Delay technical decisions
There is a paradox with our projects. Often, we make big technical choices at the beginning of our projects when our project (domain) knowledge is at a minimum. Our domain knowledge will only grow over time so wouldn’t it be nice if we could delay those technical decisions to some point in the future? Well, with Ports and Adapters we can do just that. For example, you are at the beginning of the project and you’re experimenting with designing your domain. You are not sure how it is going to turn out so you are not sure what kind of database you want to use. What you can do is write your adapters (repositories) in plain PHP, maybe just serialize your entities and store them into a text file (and vice versa). Now, this solution is definitely not production-ready, but it will allow you to model your domain and to test it, and once you are much more confident about the domain you can pick your database and write real adapters for it.
Swap technologies
Another thing Ports and Adapters architecture makes relatively easy is to change these technology choices once we have made them. Maybe we realize our choice was wrong, or there is simply a new better technology we want to use. Well, switching between technologies is simply a matter of writing new adapters for those technologies. This, of course, can be hard work but it consists of writing new code, which is always cleaner than modifying the existing one (and why the Open-Closed Principle is such a good thing).
Testability
When it comes to testing, Ports and Adapters architecture enables us to really test our application in isolation from external dependencies. On the driving side we can swap our real adapters with testing adapters (our test suite)
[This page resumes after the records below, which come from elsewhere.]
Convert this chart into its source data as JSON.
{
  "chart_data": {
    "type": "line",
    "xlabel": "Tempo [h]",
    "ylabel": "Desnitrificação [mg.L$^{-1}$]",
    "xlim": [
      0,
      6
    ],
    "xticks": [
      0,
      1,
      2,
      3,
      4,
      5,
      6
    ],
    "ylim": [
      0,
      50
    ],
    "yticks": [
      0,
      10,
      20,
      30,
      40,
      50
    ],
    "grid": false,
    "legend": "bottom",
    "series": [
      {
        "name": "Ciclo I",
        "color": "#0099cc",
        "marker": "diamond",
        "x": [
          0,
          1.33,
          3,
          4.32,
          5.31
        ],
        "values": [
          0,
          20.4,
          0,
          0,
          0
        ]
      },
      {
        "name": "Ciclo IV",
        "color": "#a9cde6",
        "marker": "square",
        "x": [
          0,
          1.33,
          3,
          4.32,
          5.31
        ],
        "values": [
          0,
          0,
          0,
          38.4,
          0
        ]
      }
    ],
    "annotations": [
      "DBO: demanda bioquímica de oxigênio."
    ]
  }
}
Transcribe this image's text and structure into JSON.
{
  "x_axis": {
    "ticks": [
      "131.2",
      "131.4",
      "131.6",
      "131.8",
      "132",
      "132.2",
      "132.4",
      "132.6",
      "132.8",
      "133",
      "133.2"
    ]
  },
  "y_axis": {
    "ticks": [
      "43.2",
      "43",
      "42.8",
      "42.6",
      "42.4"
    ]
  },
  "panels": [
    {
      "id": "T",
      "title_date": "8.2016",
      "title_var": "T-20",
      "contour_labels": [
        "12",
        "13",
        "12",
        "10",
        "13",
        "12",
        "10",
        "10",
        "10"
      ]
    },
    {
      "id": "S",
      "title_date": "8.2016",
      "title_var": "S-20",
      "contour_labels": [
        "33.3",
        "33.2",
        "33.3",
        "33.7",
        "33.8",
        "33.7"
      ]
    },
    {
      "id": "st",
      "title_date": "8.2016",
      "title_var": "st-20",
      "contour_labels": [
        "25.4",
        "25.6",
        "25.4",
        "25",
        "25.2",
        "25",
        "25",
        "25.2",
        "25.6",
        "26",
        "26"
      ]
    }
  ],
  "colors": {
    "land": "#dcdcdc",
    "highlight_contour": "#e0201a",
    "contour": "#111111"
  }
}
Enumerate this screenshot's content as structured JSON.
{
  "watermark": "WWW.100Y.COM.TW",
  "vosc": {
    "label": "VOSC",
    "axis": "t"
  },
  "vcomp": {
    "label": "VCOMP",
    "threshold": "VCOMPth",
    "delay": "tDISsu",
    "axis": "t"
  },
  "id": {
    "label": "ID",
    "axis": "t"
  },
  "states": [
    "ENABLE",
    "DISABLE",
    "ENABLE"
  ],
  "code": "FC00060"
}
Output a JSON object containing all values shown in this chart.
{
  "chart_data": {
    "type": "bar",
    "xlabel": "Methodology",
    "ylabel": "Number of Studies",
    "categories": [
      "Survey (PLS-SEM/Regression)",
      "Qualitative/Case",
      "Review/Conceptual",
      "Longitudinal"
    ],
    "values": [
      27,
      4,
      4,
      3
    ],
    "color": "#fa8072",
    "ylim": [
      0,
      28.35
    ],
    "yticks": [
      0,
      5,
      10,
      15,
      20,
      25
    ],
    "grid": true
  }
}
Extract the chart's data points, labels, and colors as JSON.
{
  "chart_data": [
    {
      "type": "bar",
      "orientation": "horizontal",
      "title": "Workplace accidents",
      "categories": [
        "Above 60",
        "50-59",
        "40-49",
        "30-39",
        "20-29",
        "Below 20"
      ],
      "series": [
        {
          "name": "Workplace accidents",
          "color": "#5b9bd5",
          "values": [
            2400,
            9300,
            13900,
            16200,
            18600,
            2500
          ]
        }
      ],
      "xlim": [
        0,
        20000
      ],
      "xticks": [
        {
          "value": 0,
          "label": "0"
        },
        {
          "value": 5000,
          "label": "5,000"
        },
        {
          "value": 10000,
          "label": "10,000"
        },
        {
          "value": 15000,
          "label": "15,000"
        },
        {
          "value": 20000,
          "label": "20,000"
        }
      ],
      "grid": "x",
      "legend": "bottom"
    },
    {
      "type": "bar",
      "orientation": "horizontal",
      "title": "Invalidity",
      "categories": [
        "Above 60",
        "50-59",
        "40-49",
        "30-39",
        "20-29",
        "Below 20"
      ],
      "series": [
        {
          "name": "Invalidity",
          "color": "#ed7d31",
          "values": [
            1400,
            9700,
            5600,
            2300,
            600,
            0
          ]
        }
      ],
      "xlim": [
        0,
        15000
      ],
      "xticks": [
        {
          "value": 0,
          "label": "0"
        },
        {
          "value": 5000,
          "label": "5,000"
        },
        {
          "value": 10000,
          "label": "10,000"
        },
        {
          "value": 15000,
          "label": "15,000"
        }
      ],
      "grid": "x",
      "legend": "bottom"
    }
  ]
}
And on the driven side we can swap our real adapters with mocked adapter implementations.
Focus on core
We mentioned earlier that our core is blissfully unaware of the outside world — the adapters. The only thing our core cares about are the ports that it provides to the outside world. This enables you to not be influenced by technology decisions while developing your Core, so it can be truly domain-driven instead of technology (framework) driven. Now, having you Core entirely free of any technology influence leakage is maybe a bit idealistic, but still, this architecture gives you a high level of decoupling between your domain and business logic and the technologies you use. And this is a main reason why hexagonal architecture has gained so much popularity in the Domain-Driven Design community.
When
So when should you go for using Ports and Adapters architecture? Well, as always, it depends. It does add some complexity to your design so you need to decide does it pay off. As a rule of thumb, I would say the more complex your domain, the more likely that it will pay off. And if you are working on a project that is meant to last for a long time, perhaps consider investing some time into making it a bit more robust from the start. The effort will probably pay off.